The Day of the Lord is a common theme in the Old Testament, particularly in the writings of the prophets. It refers to a coming day of reckoning, when God’s wrath will be meted out in judgement and destruction. The prophets warned, though, that not only the nations would be judged, but Jerusalem also. The city would be ransacked, the nations would invade, and then Messiah would come and rescue the remnant who survive (Zech 14). The Lord’s army will be innumerable, and the bloodshed will be extreme in the “valley of decision” (Joel 2). “That day” correlates to the battle of Armageddon and the second coming of Christ (2 Thes 2:3-12; Rev 9:13-19; 16:12-16; 17:12-14).
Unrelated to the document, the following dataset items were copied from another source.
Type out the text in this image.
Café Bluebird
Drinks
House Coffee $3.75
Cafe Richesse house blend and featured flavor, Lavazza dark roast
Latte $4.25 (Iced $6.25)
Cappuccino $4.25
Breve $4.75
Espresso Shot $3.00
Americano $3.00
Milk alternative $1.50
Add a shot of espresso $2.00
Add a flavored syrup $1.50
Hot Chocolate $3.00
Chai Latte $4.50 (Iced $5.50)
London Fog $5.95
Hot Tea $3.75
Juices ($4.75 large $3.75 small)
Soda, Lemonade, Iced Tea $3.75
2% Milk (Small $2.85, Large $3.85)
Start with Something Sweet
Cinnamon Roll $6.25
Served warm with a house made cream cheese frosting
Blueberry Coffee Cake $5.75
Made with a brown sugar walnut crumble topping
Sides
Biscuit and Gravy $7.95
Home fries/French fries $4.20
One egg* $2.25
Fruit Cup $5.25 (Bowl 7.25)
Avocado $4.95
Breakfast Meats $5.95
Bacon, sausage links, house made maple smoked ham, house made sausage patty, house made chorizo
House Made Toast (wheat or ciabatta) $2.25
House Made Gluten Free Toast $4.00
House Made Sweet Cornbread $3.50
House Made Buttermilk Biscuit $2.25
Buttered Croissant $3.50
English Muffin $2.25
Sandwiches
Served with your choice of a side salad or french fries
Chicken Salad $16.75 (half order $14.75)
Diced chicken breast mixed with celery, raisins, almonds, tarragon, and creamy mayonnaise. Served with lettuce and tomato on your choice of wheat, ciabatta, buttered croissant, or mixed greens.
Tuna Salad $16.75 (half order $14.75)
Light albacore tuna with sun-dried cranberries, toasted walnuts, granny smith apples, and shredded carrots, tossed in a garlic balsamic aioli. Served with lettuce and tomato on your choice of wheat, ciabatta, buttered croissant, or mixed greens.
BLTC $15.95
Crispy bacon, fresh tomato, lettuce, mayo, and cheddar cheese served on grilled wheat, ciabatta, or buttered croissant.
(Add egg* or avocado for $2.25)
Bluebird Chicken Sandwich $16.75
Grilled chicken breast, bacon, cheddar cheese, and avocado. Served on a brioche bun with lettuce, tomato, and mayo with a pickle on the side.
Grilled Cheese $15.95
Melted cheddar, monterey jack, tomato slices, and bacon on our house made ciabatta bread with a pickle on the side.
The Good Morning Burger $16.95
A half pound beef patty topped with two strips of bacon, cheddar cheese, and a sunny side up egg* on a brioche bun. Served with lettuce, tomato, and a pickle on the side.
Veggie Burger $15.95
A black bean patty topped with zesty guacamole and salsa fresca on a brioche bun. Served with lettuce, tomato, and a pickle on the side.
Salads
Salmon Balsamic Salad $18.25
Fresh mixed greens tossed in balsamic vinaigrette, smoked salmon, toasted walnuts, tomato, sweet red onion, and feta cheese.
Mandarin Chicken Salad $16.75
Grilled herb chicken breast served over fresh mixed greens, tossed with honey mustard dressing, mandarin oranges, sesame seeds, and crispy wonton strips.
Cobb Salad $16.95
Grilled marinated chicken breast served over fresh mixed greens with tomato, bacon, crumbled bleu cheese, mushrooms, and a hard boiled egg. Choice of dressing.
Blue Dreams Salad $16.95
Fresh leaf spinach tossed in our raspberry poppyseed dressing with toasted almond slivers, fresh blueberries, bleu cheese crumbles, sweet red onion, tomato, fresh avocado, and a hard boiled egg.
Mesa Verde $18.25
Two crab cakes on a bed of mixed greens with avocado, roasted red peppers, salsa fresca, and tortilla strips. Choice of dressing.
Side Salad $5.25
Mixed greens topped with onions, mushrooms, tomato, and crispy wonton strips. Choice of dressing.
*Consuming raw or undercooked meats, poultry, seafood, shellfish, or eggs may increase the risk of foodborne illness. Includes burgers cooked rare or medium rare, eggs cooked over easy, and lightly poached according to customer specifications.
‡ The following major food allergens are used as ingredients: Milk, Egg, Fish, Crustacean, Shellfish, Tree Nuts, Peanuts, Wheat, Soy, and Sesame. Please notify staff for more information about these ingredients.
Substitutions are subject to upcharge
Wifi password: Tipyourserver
The Day of the Lord also anticipates God’s blessing, restoration, and glory for the remnant of Israel (Jer 31-33; Zeph 3). And that is the ingredient of the Day of the Lord that the Jews focused on. They looked forward to the day when they would have their enemies defeated, when they would be vindicated, and the glory of their nation and their Messiah would be renown in all the world. They must have focused so much on the restoration and glory that they overlooked the judgment and destruction that preceded it. Amos warned them, “Woe to you who long for the day of the Lord! Why do you long for the day of the Lord? That day will be darkness, not light” (Amos 5:20).

The Day of the Lord is still in the future, so it also appears in the New Testament. For the most part, though, the terminology changes to the second coming of Christ. But all the same features still pertain – judgment, destruction, wrath, then restoration and the glory of Christ’s earthly kingdom. Christians have adopted a view of that day similar to the Jews of old. They want to avoid the tribulation, turmoil, and destruction, so they look forward to the rapture rescuing them from that awful tribulation. But when Jesus and Paul said that the day of the Lord will come like a thief in the night, they were not referring to a rapture, like we have contorted it to mean. They meant the whole shebang – cataclysms, war and destruction, judgment and wrath, then the return of Jesus to defeat the nations, rapture the Church (the remnant who are left), and establish His kingdom.

And there you have it. The Day of the Lord is near -- very, very near. And that does not mean blissful escape before the wars and destruction begin, like so many have been led to believe. We need to consider the words of Amos, “Woe to you who long for the day of the Lord”, who think that the rapture is the only thing you need to anticipate on the near horizon.